A sacrifice of nobler name,

And richer blood than they.”


            All that Christ intended to do in his great sacrificial atonement, he has done. How do we know that the death of Christ is effectual? I know that Christ cannot fail in his work, because I know that he is God. To deny the efficacy of his blood is to deny that our Savior is God! His sacrifice is of infinite value, of infinite merit, and infinite in its efficacy, completely efficacious in its design. I know that the death of Christ is effectual, because he is the perfect man, the God-man Mediator. “He knew no sin.”He shall not fail!


            And we know that the sacrifice of Christ is effectual, because of the substitutionary character of His death. The death of Christ was as much an act of Divine justice as it was an act of Divine mercy. Christ voluntarily laid down his life for us. The Son of God took the place of his people upon the cross.
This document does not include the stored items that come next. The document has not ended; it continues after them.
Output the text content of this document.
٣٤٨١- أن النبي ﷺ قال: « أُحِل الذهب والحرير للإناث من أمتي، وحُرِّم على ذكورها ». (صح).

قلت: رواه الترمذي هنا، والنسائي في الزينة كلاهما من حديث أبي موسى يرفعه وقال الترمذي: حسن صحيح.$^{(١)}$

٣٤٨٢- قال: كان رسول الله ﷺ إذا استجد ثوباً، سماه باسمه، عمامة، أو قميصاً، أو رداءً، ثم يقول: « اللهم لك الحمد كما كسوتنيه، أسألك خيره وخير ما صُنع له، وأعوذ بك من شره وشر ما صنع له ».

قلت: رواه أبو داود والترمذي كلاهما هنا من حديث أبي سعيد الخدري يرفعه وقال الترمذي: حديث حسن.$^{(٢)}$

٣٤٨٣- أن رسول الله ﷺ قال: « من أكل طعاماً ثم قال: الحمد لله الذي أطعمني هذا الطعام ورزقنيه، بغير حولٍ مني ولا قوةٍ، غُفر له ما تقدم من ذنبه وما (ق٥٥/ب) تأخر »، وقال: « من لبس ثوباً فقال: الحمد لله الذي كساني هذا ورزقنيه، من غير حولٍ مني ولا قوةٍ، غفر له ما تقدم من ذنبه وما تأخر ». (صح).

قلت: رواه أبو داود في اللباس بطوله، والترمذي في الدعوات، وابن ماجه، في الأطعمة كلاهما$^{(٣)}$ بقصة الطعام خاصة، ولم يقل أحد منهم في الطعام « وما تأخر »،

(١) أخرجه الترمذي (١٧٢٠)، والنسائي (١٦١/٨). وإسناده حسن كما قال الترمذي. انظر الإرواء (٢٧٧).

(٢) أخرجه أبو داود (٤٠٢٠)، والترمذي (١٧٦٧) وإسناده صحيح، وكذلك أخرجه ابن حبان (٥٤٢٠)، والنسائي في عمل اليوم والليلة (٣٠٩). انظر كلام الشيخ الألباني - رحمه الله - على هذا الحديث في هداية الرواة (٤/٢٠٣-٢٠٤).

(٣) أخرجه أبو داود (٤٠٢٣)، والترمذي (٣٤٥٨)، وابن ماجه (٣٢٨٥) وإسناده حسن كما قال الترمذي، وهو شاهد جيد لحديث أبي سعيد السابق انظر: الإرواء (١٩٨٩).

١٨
And our Lord was triumphant in his death.


            I know that the sacrificial death of Christ is effectual, because of his covenant engagements. He came into the world in our flesh to fulfil his own agreements with the Father as our Surety in the covenant of grace. I know that the death of Christ is effectual, because God has testified that it is. Our Lord himself said, “It is finished!” He was raised again the third day as a testimony of completed justification (Romans 4:25). And he is seated in heaven, because his work is gloriously effectual (Hebrews 10:10-14). He cannot fail!


Calvary School


In the third place, the sacrificial death of Christ gives us the best instruction about the weightiest matters. The best school of theology in the world is the school at Mt. Calvary. There is no school like Calvary School! Come to Calvary. Sit down at the foot of the cross. Behold there the Lamb of God and learn of Him.


            Here we learn that God is holy. Here we learn that God is just. Here we learn that sin is infinitely evil. Here we learn that God is infinitely gracious. “He delighteth in mercy!” Here we learn the infinite character of God’s love. Here we learn how that a man is justified with God, and how human sin is put away. Here we learn how to love one another. Here we learn how to give. Here we learn how to live and serve our God.


            Let those who choose to do so remain in the dark school of bondage found at Sinai. God’s children are taught at Calvary and find all motivation at Calvary.




In the last place, the death of Christ is the great source of inspiration and the motive of obedience in a believer’s life. Did the Son of God die for me? Then I must surely consecrate myself entirely to him (Romans 12:1-2). His death inspires me to seek his will, his honor, and his glory in every aspect of my life. Nothing has a greater power to inspire my heart with love for Christ than the realization of his dying love for me (2 Corinthians 5:14; 1 John 4:19). The only motive needed to constrain a believer to obey the Lord is this: “He died for you.” Surely the knowledge of Christ’s sacrifice for sin ought to inspire us to seek the salvation of sinners.